Tuesday, October 16, 2007

Classic: When Reporters Fail to Inform, We Lose

As I wrote my column for this week, I felt I was hitting tangentially some items I had discussed before. This is a reprint of a column I wrote in 2005, which bemoans the lack of a news media willing to present the hard truths of campaign advertising.

I have been somewhat encouraged by some recent editorials which have done some of this hard work.

When I first wrote this column, the paper rejected it because they were afraid to publish my facts I had collected about some false advertising. That's when I got the idea to make the column about the news media rather than candidates.

Unfortunately, in the back-and-forth trying to get the column past the editors, they published a preliminary version of the column I had sent them to see if I was getting to where they'd accept it. The original column as published can be found here, "PUBLISHED VERSION".

Here's the way it was supposed to run, from October 2005, "When Reporters fail to inform, we all lose":


Critically Thinking
By Charles Reichley

When Reporters Fail to Inform, We Lose

Political campaigns involve a certain amount of deception. Anyone who receives a flier, or sees a campaign commercial, has to wonder how truthful they are.

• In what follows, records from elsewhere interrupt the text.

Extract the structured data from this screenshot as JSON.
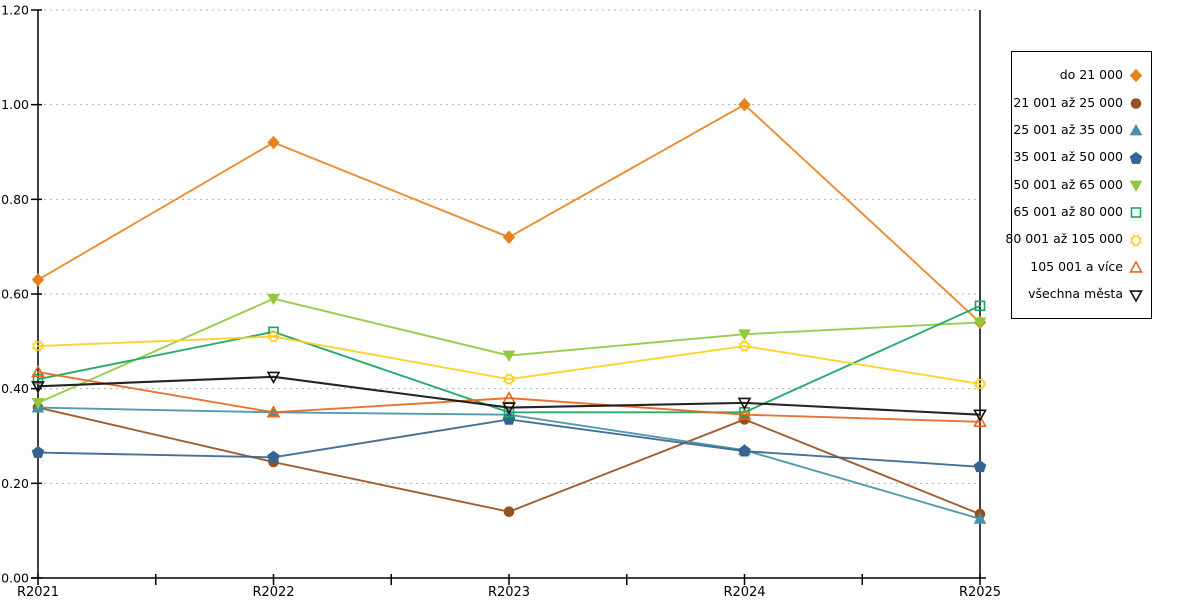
{
  "chart_data": {
    "type": "line",
    "title": "",
    "xlabel": "",
    "ylabel": "",
    "categories": [
      "R2021",
      "R2022",
      "R2023",
      "R2024",
      "R2025"
    ],
    "y_tick_labels": [
      "0.00",
      "0.20",
      "0.40",
      "0.60",
      "0.80",
      "1.00",
      "1.20"
    ],
    "ylim": [
      0,
      1.2
    ],
    "grid": "horizontal-dashed",
    "legend_position": "right-outside",
    "colors": {
      "grid": "#b0b0b0",
      "axis": "#000000",
      "background": "#ffffff"
    },
    "series": [
      {
        "name": "do 21 000",
        "marker": "diamond",
        "style": "filled",
        "color": "#e8821f",
        "values": [
          0.63,
          0.92,
          0.72,
          1.0,
          0.54
        ]
      },
      {
        "name": "21 001 až 25 000",
        "marker": "circle",
        "style": "filled",
        "color": "#965123",
        "values": [
          0.36,
          0.245,
          0.14,
          0.335,
          0.135
        ]
      },
      {
        "name": "25 001 až 35 000",
        "marker": "triangle-up",
        "style": "filled",
        "color": "#4591a7",
        "values": [
          0.36,
          0.35,
          0.345,
          0.27,
          0.125
        ]
      },
      {
        "name": "35 001 až 50 000",
        "marker": "pentagon",
        "style": "filled",
        "color": "#35658f",
        "values": [
          0.265,
          0.255,
          0.335,
          0.268,
          0.235
        ]
      },
      {
        "name": "50 001 až 65 000",
        "marker": "triangle-down",
        "style": "filled",
        "color": "#92c83f",
        "values": [
          0.37,
          0.59,
          0.47,
          0.515,
          0.54
        ]
      },
      {
        "name": "65 001 až 80 000",
        "marker": "square",
        "style": "open",
        "color": "#16a45f",
        "values": [
          0.42,
          0.52,
          0.35,
          0.35,
          0.575
        ]
      },
      {
        "name": "80 001 až 105 000",
        "marker": "circle-rays",
        "style": "open",
        "color": "#fdcf1e",
        "values": [
          0.49,
          0.51,
          0.42,
          0.49,
          0.41
        ]
      },
      {
        "name": "105 001 a více",
        "marker": "triangle-up",
        "style": "open",
        "color": "#e8661e",
        "values": [
          0.435,
          0.35,
          0.38,
          0.345,
          0.33
        ]
      },
      {
        "name": "všechna města",
        "marker": "triangle-down",
        "style": "open",
        "color": "#111111",
        "values": [
          0.405,
          0.425,
          0.36,
          0.37,
          0.345
        ]
      }
    ]
  }
}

But many people assume the press wouldn’t let a campaign get away with anything too inaccurate or misleading. We count on reporters to keep campaigns honest. But too often they don’t – and we all lose.

A good example can be found in a recent flier the Barg for Delegate campaign sent out attacking her opponent, Delegate Jeff Frederick. In the flier, the campaign claims that Frederick “voted to allow illegal immigrants to attend Virginia colleges, putting them ahead of legal residents”. The campaign wants you to believe he support illegal immigrants.

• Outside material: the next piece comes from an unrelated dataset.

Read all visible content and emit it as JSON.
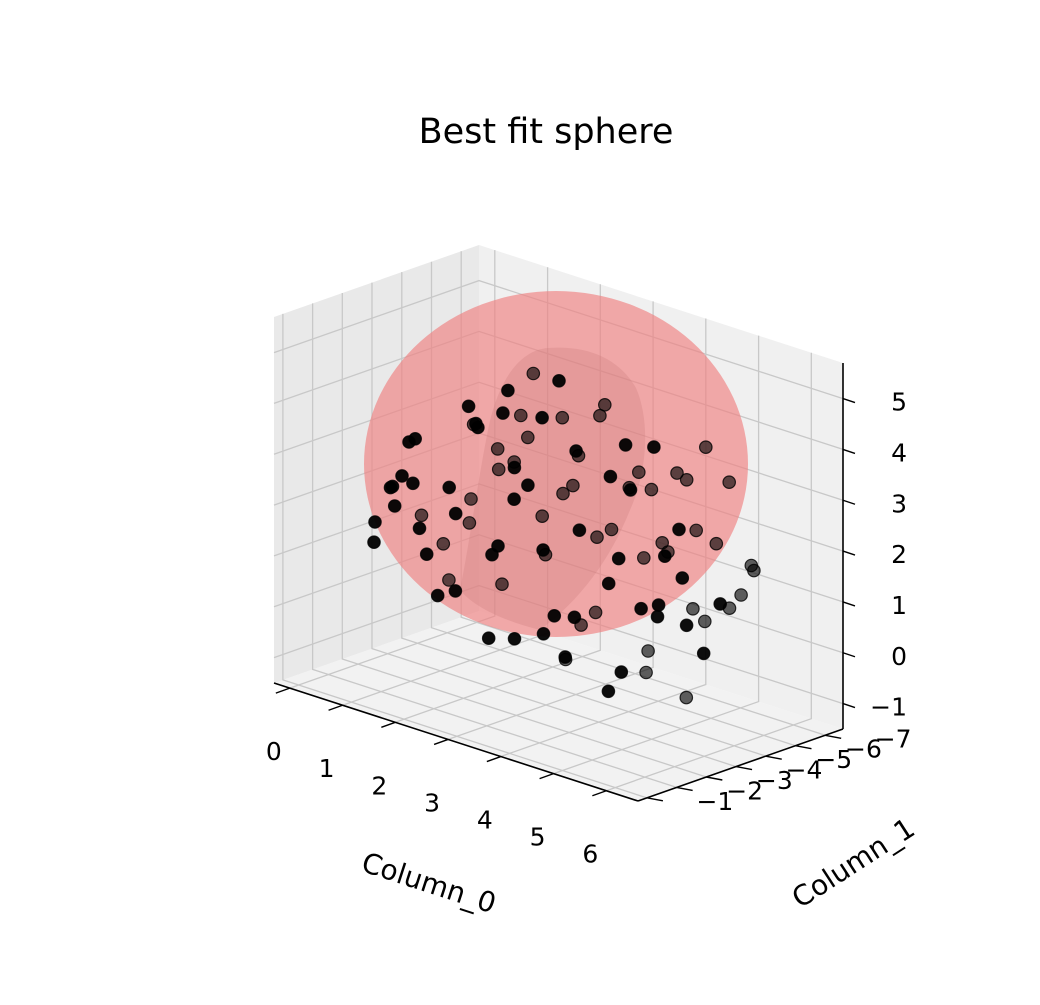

There was in fact a vote in 2004 (HB 156 Higher educational institutions; prohibits admission of illegal aliens), and in 2005 (HB 2910 Higher education; prohibits admission of illegal aliens to any public institutions in State). But the official Virginia web site (
http://leg1.state.va.us) says Frederick voted FOR each bill, both in committee and on the floor of the House. In other words, he voted to PROHIBIT illegal immigrants, not ALLOW them. To say otherwise misleads voters.

But, so far as I can tell, no reporter covering this campaign has mentioned these bills or Frederick’s votes, even though they quote him as saying Barg is lying about his record. The information is publicly available. The press should know this, but they have not shared it with the voters.

It seems they treat campaign coverage as less than “real news”. Instead of taking it seriously, they see it as some sort of game, of which they are observers, not referees. They simply provide play-by-play. Maybe they are afraid to inject themselves into the process. So, rather than provide information which would help voters understand the issues, and reveal who is playing fast-and-loose with the truth, they perpetuate the cycle of half-truths and misleading campaign ads.

It’s like a pick-up basketball game with no referee. If a team plays by the rules, but the opponent breaks the rules, the opponent wins. The honest team can’t compete without someone calling the fouls, unless they too start fouling. But then it’s not a basketball game, it’s a brawl. In a political race where one campaign is willing to say anything to win, an honest candidate is at a serious disadvantage if the press is not there to police the truth.

A campaign can put out fliers refuting inaccurate claims, but that just fuels the “he-said, she-said” nature of the contest. Like a mother whose children come running to give their version of how the cookie jar fell to the floor, voters are left wondering which campaign is telling the truth. Sometimes there is no way to know, but often there are facts that the press could report. And if they did, people could see which campaigns were deceiving them, and judge their other claims accordingly.

Sometimes facts are presented in a dishonest way. For example, the Barg campaign flier said that Frederick voted against funding for transportation, education, and more police. Their “proof” is his vote against the 2004 budget. He did vote against the budget, because it included a huge unnecessary tax increase. But he voted for alternate budgets with similar funding. And in 2005, when we had a large surplus because of the tax increase, he voted to return some of the money in a sales tax cut, and to use the rest for transportation, instead of letting it be frittered away in wasteful spending. You could say he voted to de-fund the entire government – but that wouldn’t reflect reality.

Sometimes the press contributes to the problem. A Potomac News article on Saturday quotes Barg: “My opponent has taken tens of thousands of dollars from developers”. A check of the facts (see
www.vpap.org) shows only a single $1000 donation to the Frederick campaign from a developer, in January of 2004. But the reporter doesn’t tell us that, even though he cites the web site to get the total donations for the two candidates. Because he doesn’t give the facts, readers are left with the wrong impression.

This past week I talked to campaign consultants, candidates, and other elected officials. Many expressed difficulty getting the press to report “the facts”. It’s easy to dismiss this as sour grapes. But it seems to me that even those who use deceptive advertising wish the press would police the field better. Doing so would create a powerful incentive for campaigns to be more honest with the voters.

If the press won’t do the job, voters have to do it themselves. Read the fine print. Get educated. Don’t base your votes on sound-bites and glossy fliers. And when you read a story that doesn’t give you the facts you need, write the paper and tell them you expect better.